Compañía: Turlitava Teatro
Dirección y Dramaturgia: Victoria Peinado
Textos: José Cruz, José Espigares, Álvaro Tejero
Escenario: Sala Triángulo (Madrid)
Un ‘meeting’, ensayos de un monologuista. Conversaciones ágiles, contrarréplicas brillantes, tener la respuesta preparada antes que la pregunta, fascinar a la audiencia. Medir los tiempos, saber llevar el ritmo, nunca quedarse en blanco y mucho menos dudar. Hacer que se escucha, simulacro del diálogo, el otro como réplica para construir el discurso propio. Excusarse en que es una manera de ganarse la vida sin darse cuenta de que es el estilo de vida cotidiano. Hacer que se escucha, que se dialoga para poder seguir hacia delante, sin tener que parar y obligarse a mirar alrededor y a uno mismo.
Turlitava Teatro vuelve con un nuevo espectáculo tras dejar su espacio propio, aquel en el que cosecharon su mayor éxito. Fue con 'Los vivos y los m(íos)', de José Cruz, elegido entre los diez mejores montajes teatrales por El País y, por votación, el mejor para los lectores del periódico, un espectáculo en el que se indagaba en la investigación de los espacios no convencionales.
La compañía sigue en esa línea y la expande jugando con las posibilidades del espacio, convirtiendo lo que es en realidad un ambigú convencional en diferentes lugares, incluyendo el propio bar como escenario de una de las escenas. Turlitava mueve la acción teatral por todas las partes de la sala, integrando al público y creando un espacio que ayuda a que la obra avance.

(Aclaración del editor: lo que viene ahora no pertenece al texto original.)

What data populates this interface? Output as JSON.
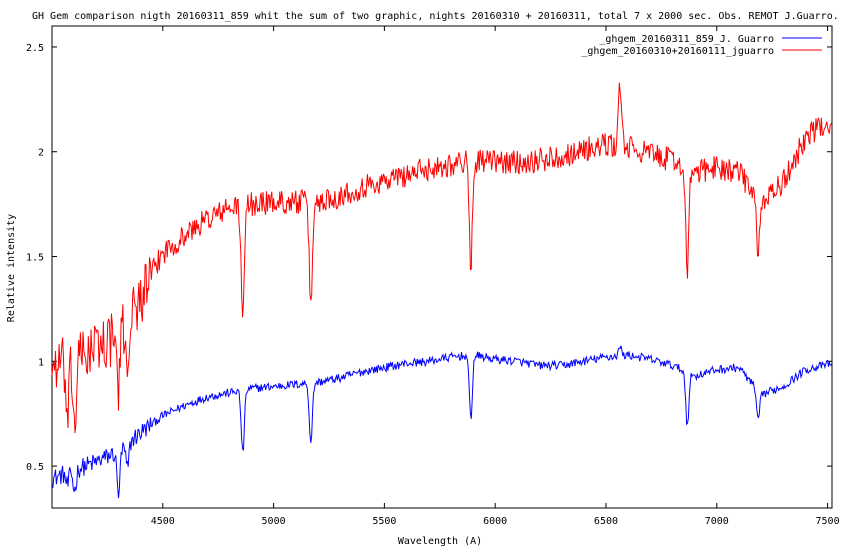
{
  "chart_data": {
    "type": "line",
    "title": "GH Gem comparison nigth 20160311_859 whit the sum of two graphic, nights 20160310 + 20160311, total 7 x 2000 sec.  Obs. REMOT  J.Guarro.",
    "xlabel": "Wavelength (A)",
    "ylabel": "Relative intensity",
    "xlim": [
      4000,
      7520
    ],
    "ylim": [
      0.3,
      2.6
    ],
    "x_ticks": [
      4500,
      5000,
      5500,
      6000,
      6500,
      7000,
      7500
    ],
    "y_ticks": [
      0.5,
      1,
      1.5,
      2,
      2.5
    ],
    "y_tick_labels": [
      "0.5",
      "1",
      "1.5",
      "2",
      "2.5"
    ],
    "grid": false,
    "legend_position": "top-right",
    "series": [
      {
        "name": "_ghgem_20160311_859_J. Guarro",
        "color": "#0000ff",
        "continuum": [
          [
            4000,
            0.44
          ],
          [
            4100,
            0.48
          ],
          [
            4200,
            0.52
          ],
          [
            4300,
            0.57
          ],
          [
            4400,
            0.66
          ],
          [
            4500,
            0.74
          ],
          [
            4600,
            0.79
          ],
          [
            4700,
            0.83
          ],
          [
            4800,
            0.85
          ],
          [
            4900,
            0.87
          ],
          [
            5000,
            0.88
          ],
          [
            5100,
            0.89
          ],
          [
            5200,
            0.9
          ],
          [
            5300,
            0.92
          ],
          [
            5400,
            0.95
          ],
          [
            5500,
            0.97
          ],
          [
            5600,
            0.99
          ],
          [
            5700,
            1.0
          ],
          [
            5800,
            1.02
          ],
          [
            5900,
            1.03
          ],
          [
            6000,
            1.01
          ],
          [
            6100,
            1.0
          ],
          [
            6200,
            0.98
          ],
          [
            6300,
            0.98
          ],
          [
            6400,
            1.0
          ],
          [
            6500,
            1.02
          ],
          [
            6600,
            1.03
          ],
          [
            6700,
            1.01
          ],
          [
            6800,
            0.98
          ],
          [
            6900,
            0.93
          ],
          [
            7000,
            0.96
          ],
          [
            7100,
            0.97
          ],
          [
            7200,
            0.84
          ],
          [
            7300,
            0.88
          ],
          [
            7400,
            0.96
          ],
          [
            7520,
            0.99
          ]
        ],
        "dips": [
          [
            4070,
            0.06
          ],
          [
            4102,
            0.1
          ],
          [
            4300,
            0.2
          ],
          [
            4340,
            0.12
          ],
          [
            4861,
            0.3
          ],
          [
            5168,
            0.28
          ],
          [
            5890,
            0.3
          ],
          [
            6563,
            -0.04
          ],
          [
            6867,
            0.25
          ],
          [
            7186,
            0.14
          ]
        ]
      },
      {
        "name": "_ghgem_20160310+20160111_jguarro",
        "color": "#ff0000",
        "continuum": [
          [
            4000,
            0.98
          ],
          [
            4100,
            1.0
          ],
          [
            4200,
            1.07
          ],
          [
            4300,
            1.12
          ],
          [
            4400,
            1.3
          ],
          [
            4500,
            1.52
          ],
          [
            4600,
            1.6
          ],
          [
            4700,
            1.68
          ],
          [
            4800,
            1.73
          ],
          [
            4900,
            1.75
          ],
          [
            5000,
            1.76
          ],
          [
            5100,
            1.76
          ],
          [
            5200,
            1.76
          ],
          [
            5300,
            1.79
          ],
          [
            5400,
            1.83
          ],
          [
            5500,
            1.86
          ],
          [
            5600,
            1.89
          ],
          [
            5700,
            1.92
          ],
          [
            5800,
            1.94
          ],
          [
            5900,
            1.96
          ],
          [
            6000,
            1.95
          ],
          [
            6100,
            1.95
          ],
          [
            6200,
            1.96
          ],
          [
            6300,
            1.98
          ],
          [
            6400,
            2.01
          ],
          [
            6500,
            2.03
          ],
          [
            6600,
            2.02
          ],
          [
            6700,
            1.99
          ],
          [
            6800,
            1.96
          ],
          [
            6900,
            1.9
          ],
          [
            7000,
            1.93
          ],
          [
            7100,
            1.9
          ],
          [
            7200,
            1.76
          ],
          [
            7300,
            1.85
          ],
          [
            7400,
            2.07
          ],
          [
            7520,
            2.15
          ]
        ],
        "dips": [
          [
            4070,
            0.3
          ],
          [
            4102,
            0.32
          ],
          [
            4300,
            0.25
          ],
          [
            4340,
            0.2
          ],
          [
            4861,
            0.55
          ],
          [
            5168,
            0.5
          ],
          [
            5890,
            0.5
          ],
          [
            6563,
            -0.3
          ],
          [
            6867,
            0.5
          ],
          [
            7186,
            0.3
          ]
        ]
      }
    ]
  }
}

'Desperfectos' es una comedia que juega a tratar al espectador como alguien inteligente, apelando a que tome una actitud activa, nada complaciente. Bajo la apariencia de una comedia de situación en la que varios jóvenes comparten piso mientras hacen planes de futuro (“un doctorado, tener un hijo”), 'Desperfectos' esconde toda una declaración de principios, casi un grito de alerta, sobre la incomunicación, o más bien la necesidad de la comunicación, pues no plantea su imposibilidad, sino la incapacidad que tiene esta sociedad de ejercerla.
La obra es una comedia de situación que a ratos juega con lo grotesco. Está llena de diálogos ágiles que cesan por momentos para dar paso a la poesía mediante el uso de dos monólogos que rompen la escena, la pausan y, sin embargo, la hacen brillar en el momento adecuado.
Y es, paradójicamente, a través de estos dos monólogos, realizados por los personajes femeninos y en los que se reivindica la comunicación, la escucha (en contraposición a los monólogos que ensaya Hugo, uno de los protagonistas, encantado de escucharse) dónde por fin los personajes, al escuchar, saben lo que quieren más allá del capricho pasajero que les hace desear la suerte del otro, aunque sea para librarse del tedio.
Estamos ante dos monólogos (textos de José Cruz) cargados de poesía y en los que los personajes comprenden que no basta con hacer las mismas ceremonias, repasar fotografías de un álbum, inventarse vidas y acertar o ponerse las gafas de sol cuando se llora. Hay que dejar de huir, de refugiarse en las frases brillantes. Hay que escuchar, sobre todo escuchar a tiempo.